Novembre 1545. Un nouveau-né est baptisé à Medina del Campo, à quelques kilomètres de Valladolid en Castille-et-León. Cette fragile enfant, qui a reçu le prénom d’Anne, future Anne de Jésus et amie de Thérèse d'Avila, est née sourde et muette le jour même. Fille de don Diego de Lobera et de dona Francesca de Torrès, Anne naît dans une famille aimante de la petite noblesse espagnole qui a déjà accueilli un premier enfant, Cristobal. Le silence d’Anne semble la destiner déjà, à peine sortie du sein maternel, à la vie d’oraison qui l’attend par-delà le territoire de son pays natal. Très loin, tout au nord, les Pyrénées dessinent la frontière qu’il lui fallut franchir pour faire rayonner en Europe le nouveau Carmel.

L’amitié du Christ incarné dans le Saint-Sacrement

Anne n’a que quelques mois quand son père, don Diego, est rappelé à Dieu. Veuve, sa mère Francesca se réfugie dans la prière pour assumer l’éducation de ses deux enfants malgré la perte douloureuse de son époux bien-aimé. Inlassablement, elle implore le Seigneur de lui accorder la guérison miraculeuse de sa fille dont le handicap rend l’avenir incertain. Malgré sa surdité, Anne reçoit avec son frère l’éducation que sa naissance impose et reçoit de sa mère l’exemple d’une vie de prière intense. Au sein du foyer, nombreuses sont les images pieuses suspendues aux murs : où qu’erre le regard, il peut se poser sur un crucifix ou une vierge pour rappeler que Dieu est là et qu’il veille sur la famille Lobera.

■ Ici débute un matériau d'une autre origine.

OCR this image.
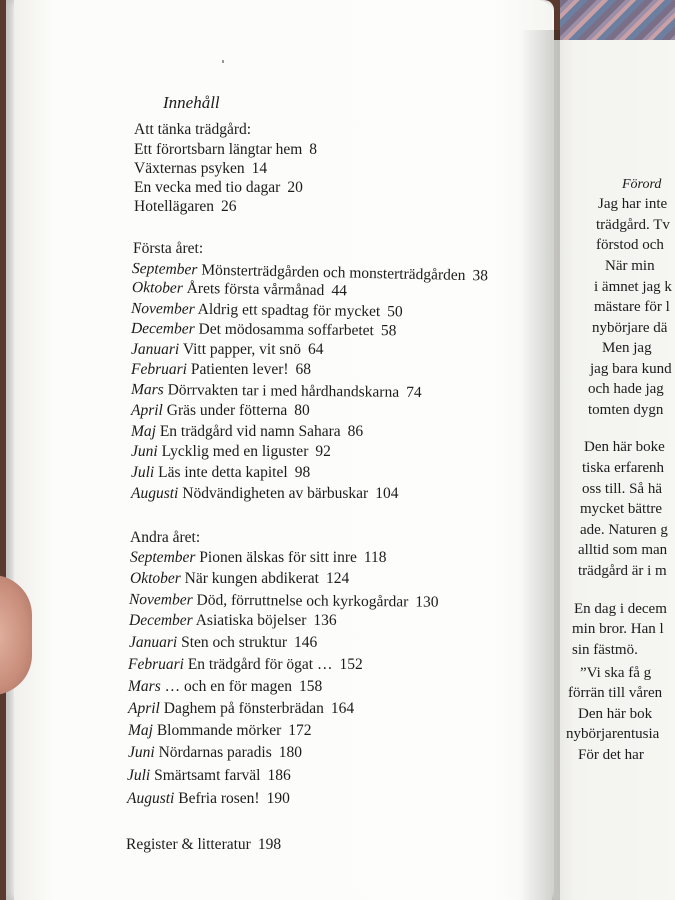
Innehåll
Att tänka trädgård:
Ett förortsbarn längtar hem 8
Växternas psyken 14
En vecka med tio dagar 20
Hotellägaren 26
Första året:
September Mönsterträdgården och monsterträdgården 38
Oktober Årets första vårmånad 44
November Aldrig ett spadtag för mycket 50
December Det mödosamma soffarbetet 58
Januari Vitt papper, vit snö 64
Februari Patienten lever! 68
Mars Dörrvakten tar i med hårdhandskarna 74
April Gräs under fötterna 80
Maj En trädgård vid namn Sahara 86
Juni Lycklig med en liguster 92
Juli Läs inte detta kapitel 98
Augusti Nödvändigheten av bärbuskar 104
Andra året:
September Pionen älskas för sitt inre 118
Oktober När kungen abdikerat 124
November Död, förruttnelse och kyrkogårdar 130
December Asiatiska böjelser 136
Januari Sten och struktur 146
Februari En trädgård för ögat … 152
Mars … och en för magen 158
April Daghem på fönsterbrädan 164
Maj Blommande mörker 172
Juni Nördarnas paradis 180
Juli Smärtsamt farväl 186
Augusti Befria rosen! 190
Register & litteratur 198
Förord
Jag har inte
trädgård. Tv
förstod och
När min
i ämnet jag k
mästare för l
nybörjare dä
Men jag
jag bara kund
och hade jag
tomten dygn
Den här boke
tiska erfarenh
oss till. Så hä
mycket bättre
ade. Naturen g
alltid som man
trädgård är i m
En dag i decem
min bror. Han l
sin fästmö.
”Vi ska få g
förrän till våren
Den här bok
nybörjarentusia
För det har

Anne grandit ainsi dans l’amitié du Christ incarné dans le Saint-Sacrement à qui elle rend visite régulièrement.

Anne grandit ainsi dans l’amitié du Christ incarné dans le Saint-Sacrement à qui elle rend visite régulièrement. Le silence imposé par son mutisme se meut peu à peu en un silence d’amour, celui du dialogue de l’âme avec son Créateur, jusqu’à ce qu’enfin, la prière de Francesca soit exaucée. Anne a 7 ans et, pour la première fois de sa vie, sa langue se délie pour prononcer ses tout premiers mots : "Ave Maria". Tout naturellement, Anne grandit en intimité avec celle à qui elle a adressé cette première prière qui lui est d’un grand secours quand survient à 9 ans le grand drame de sa vie lorsque sa chère maman, Francesca, meurt à son tour. Anne et son frère Cristobald sont alors confiés à leur grand-mère maternelle.

Une âme toute livrée à son Seigneur

Son amour de Dieu fait naître en son cœur de petite fille, à 10 ans, le désir de se consacrer toute entière à Celui qui l’a créée. Alors que les années passent, Anne gagne en beauté et en grâce. Face à l’élégance de cette jeune femme qui, à 14 ans, approche en cette Espagne du XVIe siècle, l’âge de se marier, sa grand-mère cherche à assurer par un mariage intéressant l'avenir de sa petite-fille. Pour échapper à l’ambition de son aïeule et demeurer fidèle à son vœu de virginité, Anne s’enfuit, avec son frère, avant de revenir finalement auprès de celle qui lui a déjà trouvé un prétendant. Anne a le cœur sanguin de cette jeunesse espagnole qui a su conquérir toute sa noblesse d’âme. Elle brille par un coup d’éclat qui révèle l’entièreté de son caractère lorsque, lors d’une réception familiale, elle paraît vêtue d’un drap noir, sa belle et longue chevelure coupée en une infâme coiffure. Face à l’inflexibilité de sa décision, tous s’inclinent : à 16 ans, Anne se fiance à l’amoureux que son âme appelle Jésus.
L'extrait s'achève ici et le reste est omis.